Why it’s wrong: In small business acquisitions, few deals are 100% cash upfront. According to BizBuySell, over 80% of small business sales involve some form of seller financing or external financing such as SBA loans.
Even highly qualified buyers often:
Leverage SBA 7(a) loans to conserve capital
Offer a down payment and request a seller note to bridge the gap
Structure deals with earn-outs or performance-based payments
Expecting an all-cash offer may cause you to reject otherwise solid buyers—and miss out on the best exit opportunities.
Myth #2: “Offering seller financing means my business looks weak.”
Why it’s wrong: Seller financing doesn’t signal weakness—it signals confidence.
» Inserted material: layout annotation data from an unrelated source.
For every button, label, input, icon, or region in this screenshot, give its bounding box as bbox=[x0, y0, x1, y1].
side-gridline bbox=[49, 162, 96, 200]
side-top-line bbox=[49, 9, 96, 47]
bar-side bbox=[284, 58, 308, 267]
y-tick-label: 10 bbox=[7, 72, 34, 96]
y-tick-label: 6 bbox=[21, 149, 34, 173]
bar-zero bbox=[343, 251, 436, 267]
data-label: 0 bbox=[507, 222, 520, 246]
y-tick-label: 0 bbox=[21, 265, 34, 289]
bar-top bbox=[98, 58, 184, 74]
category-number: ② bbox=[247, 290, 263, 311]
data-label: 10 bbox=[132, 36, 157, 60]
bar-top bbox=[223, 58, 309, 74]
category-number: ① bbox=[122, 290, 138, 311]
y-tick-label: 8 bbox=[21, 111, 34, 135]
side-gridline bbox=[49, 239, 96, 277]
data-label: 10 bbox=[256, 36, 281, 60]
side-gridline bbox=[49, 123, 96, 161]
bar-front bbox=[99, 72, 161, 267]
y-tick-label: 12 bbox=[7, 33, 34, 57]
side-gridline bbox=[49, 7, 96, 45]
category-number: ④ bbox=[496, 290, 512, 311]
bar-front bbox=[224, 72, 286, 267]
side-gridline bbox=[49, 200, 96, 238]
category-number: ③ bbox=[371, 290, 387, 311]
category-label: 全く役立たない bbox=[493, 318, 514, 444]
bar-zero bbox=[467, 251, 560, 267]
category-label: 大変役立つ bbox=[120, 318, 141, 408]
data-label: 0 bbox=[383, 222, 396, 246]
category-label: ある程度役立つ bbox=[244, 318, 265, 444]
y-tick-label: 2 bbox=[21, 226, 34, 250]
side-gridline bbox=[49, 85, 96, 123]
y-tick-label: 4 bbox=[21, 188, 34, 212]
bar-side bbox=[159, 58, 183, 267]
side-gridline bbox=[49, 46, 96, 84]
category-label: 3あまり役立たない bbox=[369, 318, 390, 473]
It tells the buyer:
“I believe in the business enough to let you pay me over time.”
In fact, offering a seller note can:
Justify a higher sale price
Expand your buyer pool
Reduce the chance of a deal falling through due to lack of funding
Buyers are more likely to walk away from rigid sellers than from flexible deal structures.
Myth #3: “If I finance the sale, I’ll never get paid back.”
Why it’s wrong: Well-structured seller notes include protections such as:
Interest rates and payment schedules
Personal guarantees
Collateral or reversion clauses
Default provisions and remedies
The key is in the terms. With the right legal support, seller financing can be safe and lucrative, often generating passive income at a better rate than traditional investments.
What Small Business Owners Should Understand Instead
Exit financing is normal—especially in deals under $5M
Seller notes are strategic tools, not risks to avoid blindly
Buyers often need financing, even if they’re well-qualified
Lenders like SBA may require seller participation to approve the loan
Expect financing to be part of the negotiation, and prepare for it with proper due diligence and professional support.
Action Steps to Avoid Mistakes
✅ Talk to a qualified deal advisor or broker about typical financing structures in your industry
✅ Learn the basics of seller notes—including interest rates, amortization terms, and default protections
✅ Have your attorney review or draft the financing agreement
✅ Get a business valuation so you know the real deal value before discussing financing
✅ Prepare your books—clean financials make financing easier for the buyer
Bottom Line: Exit financing is not a red flag—it’s a standard part of modern small business sales. By understanding and leveraging seller notes, you can attract more buyers, command better terms, and increase the odds of a successful exit.